Abstract

O2 protection of nitrogenase in a cultured Frankia isolate from Alnus rubra (ArI3) was studied in vivo. Acetylene reduction (nitrogenase activity) was correlated with vesicle differentiation following removal of NH4+. Vesicles were broken off from the point of attachment to vegetative filaments by brief sonication. Loss of acetylene reduction was correlated with the increase in detached vesicles. Respiratory protection was suggested by the observation that O2 consumption rates in actively-fixing vesicle-containing cells were 5 times greater than rates in ammonia-grown undifferentiated cells. Furthermore, carbon limitation resulted in a decrease in the optimum O2 tension for nitrogenase activity.
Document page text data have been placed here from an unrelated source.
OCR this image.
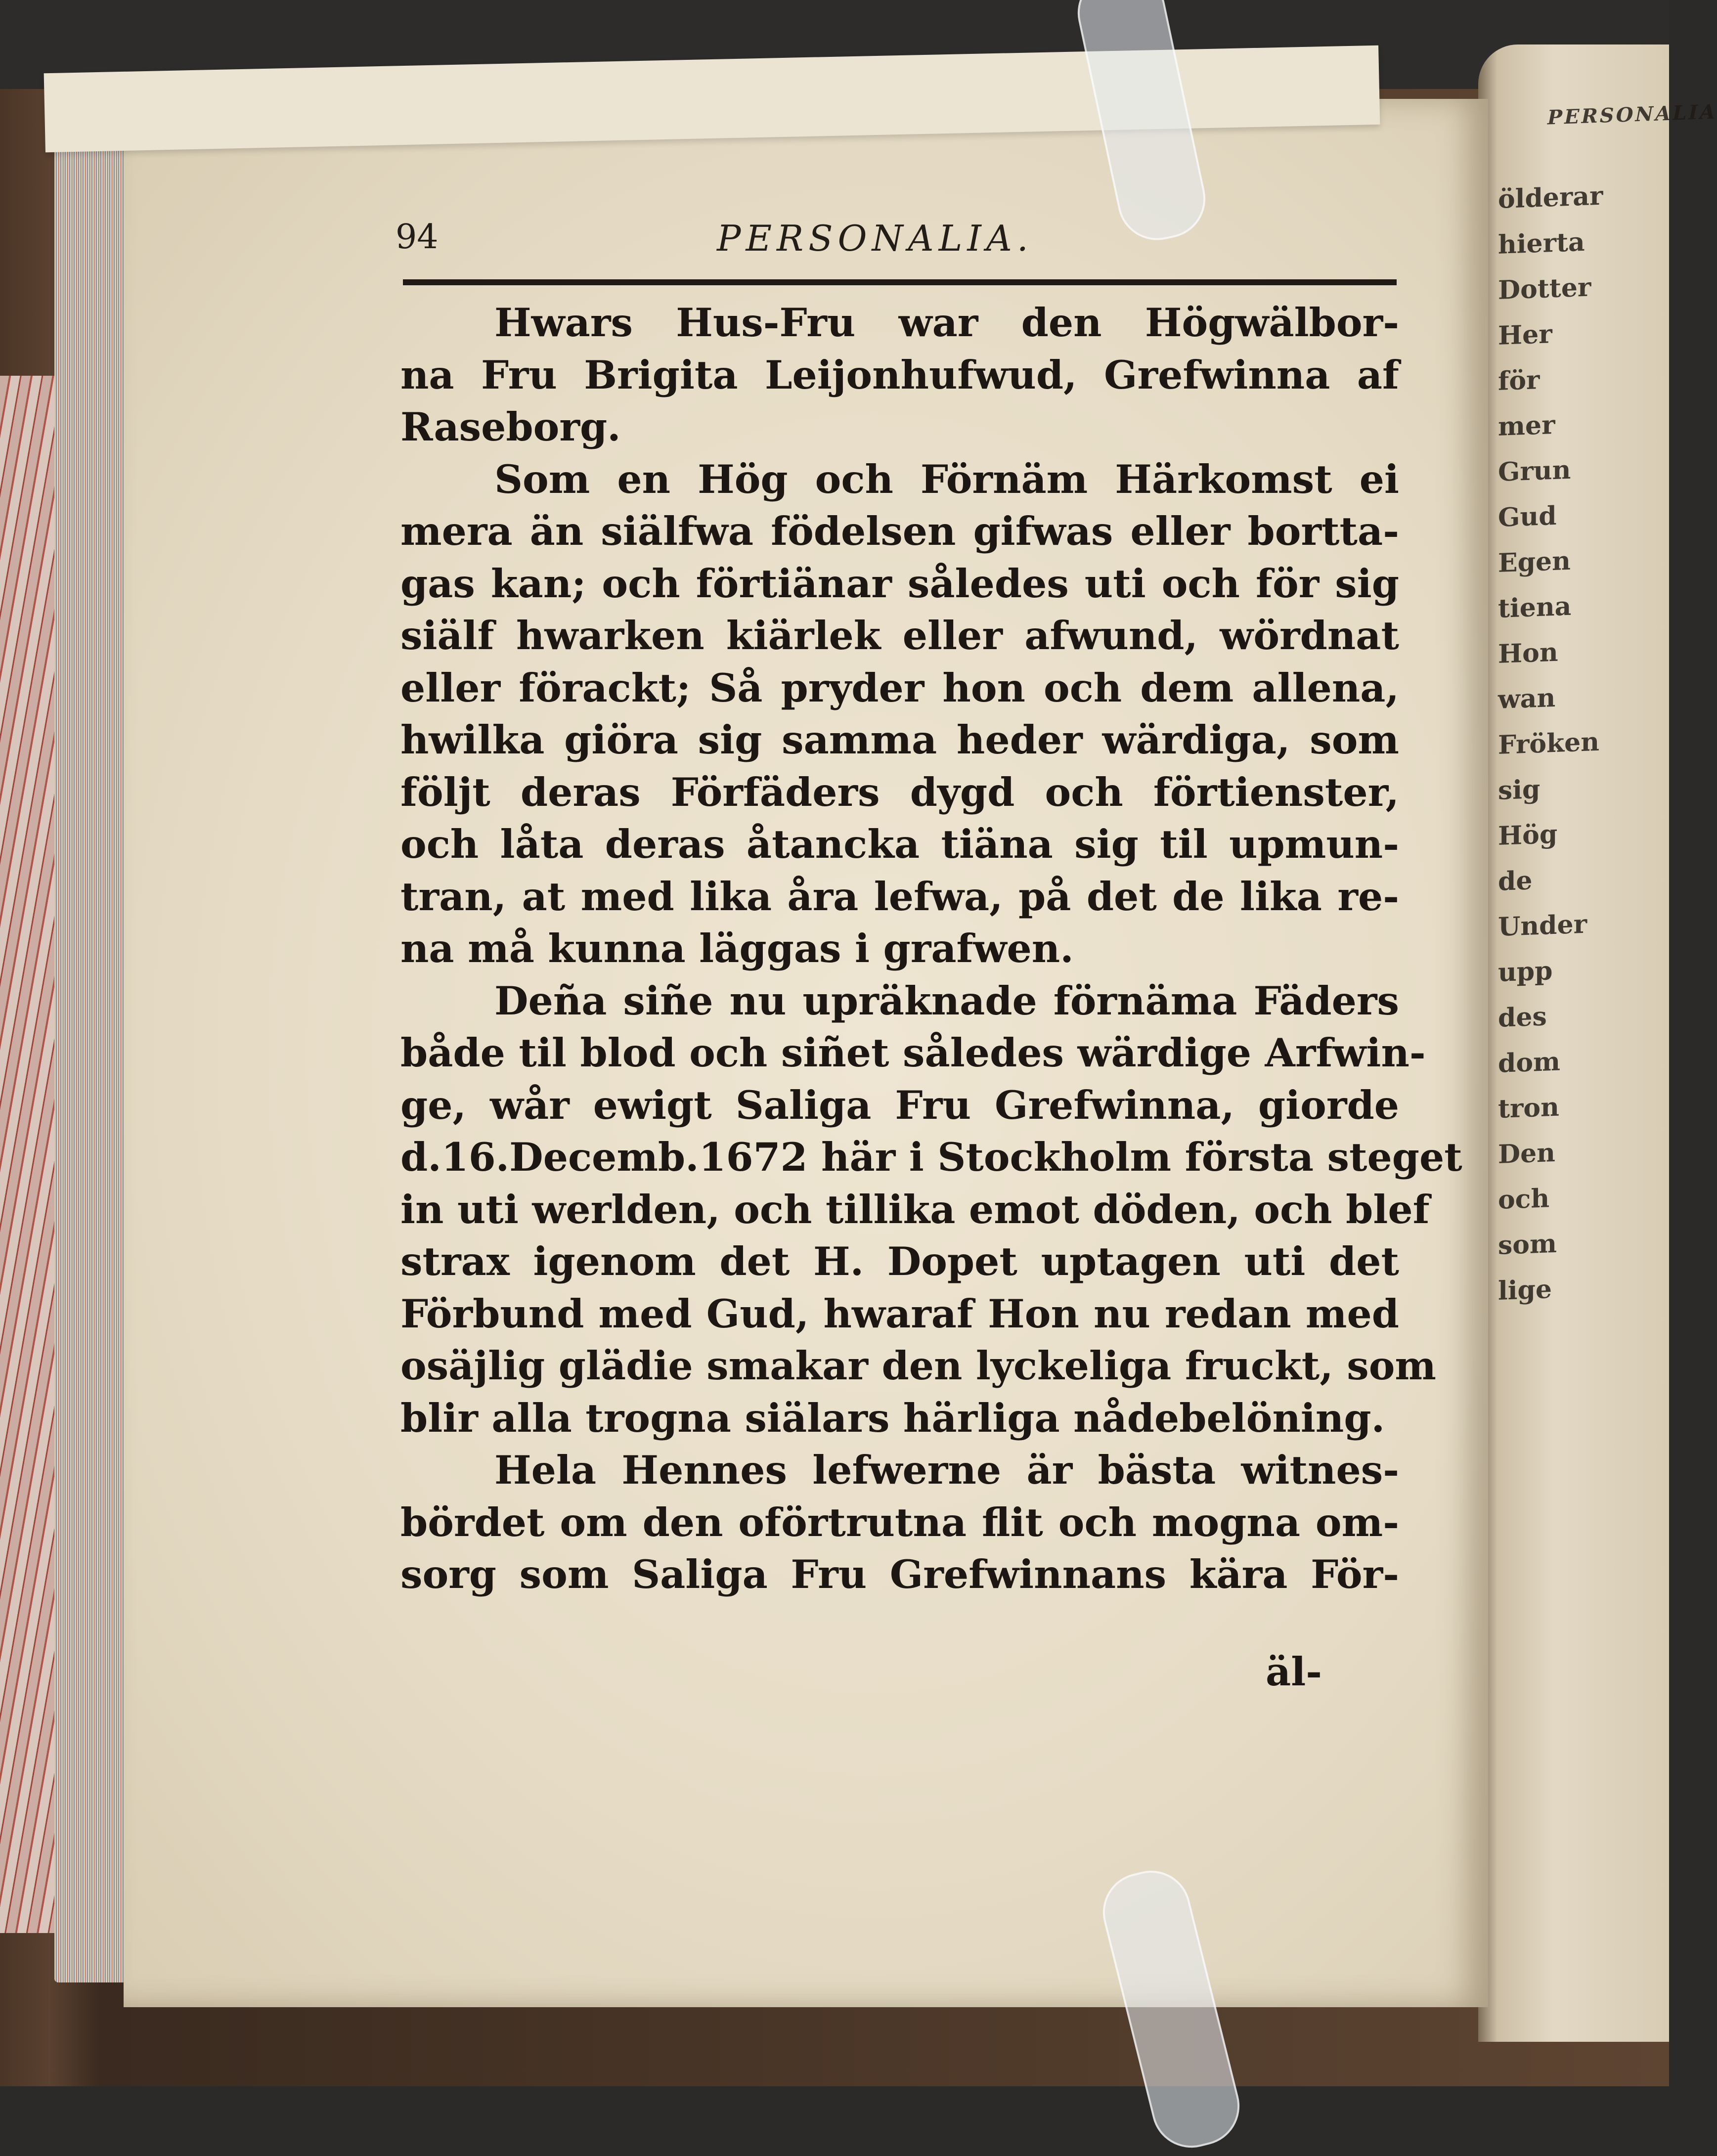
PERSONALIA
ölderar
hierta
Dotter
Her
för
mer
Grun
Gud
Egen
tiena
Hon
wan
Fröken
sig
Hög
de
Under
upp
des
dom
tron
Den
och
som
lige
94	PERSONALIA.
Hwars Hus-Fru war den Högwälbor-
na Fru Brigita Leijonhufwud, Grefwinna af
Raseborg.
Som en Hög och Förnäm Härkomst ei
mera än siälfwa födelsen gifwas eller bortta-
gas kan; och förtiänar således uti och för sig
siälf hwarken kiärlek eller afwund, wördnat
eller förackt; Så pryder hon och dem allena,
hwilka giöra sig samma heder wärdiga, som
följt deras Förfäders dygd och förtienster,
och låta deras åtancka tiäna sig til upmun-
tran, at med lika åra lefwa, på det de lika re-
na må kunna läggas i grafwen.
Deña siñe nu upräknade förnäma Fäders
både til blod och siñet således wärdige Arfwin-
ge, wår ewigt Saliga Fru Grefwinna, giorde
d.16.Decemb.1672 här i Stockholm första steget
in uti werlden, och tillika emot döden, och blef
strax igenom det H. Dopet uptagen uti det
Förbund med Gud, hwaraf Hon nu redan med
osäjlig glädie smakar den lyckeliga fruckt, som
blir alla trogna siälars härliga nådebelöning.
Hela Hennes lefwerne är bästa witnes-
bördet om den oförtrutna flit och mogna om-
sorg som Saliga Fru Grefwinnans kära För-
äl-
In actively-fixing (10 nMol C2H4/min/mg protein), aerobically induced cells, maximum acetylene reduction occurred near 20k PaO2. Acetylene reduction and O2 uptake decreased more than 10-fold in cells that were washed and incubated aerobically without a carbon source. Residual acetylene reduction activity was optimal at 5k PaO2 and nearly eliminated at 20 k PaO2. Evidence for a passive gas diffusion barrier in the vesicles was obtained by kinetic analysis of in vivo enzyme rates. O2 uptake rates of NH4+-grown cells showed an apparent KmO2 of approximately 1.0 um O2. In N2-fixing cultures, a KmO2 of approximately 160 um O2 was observed. Thus, respiration remains unsaturated by O2 at air saturation levels. In vivo the apparent Km for acetylene was 10-fold greater than reported in vitro values. These data show diffusion-limited kinetics and are interpreted as evidence for a gas diffusion barrier in the vesicles but not vegetative filaments of ArI3.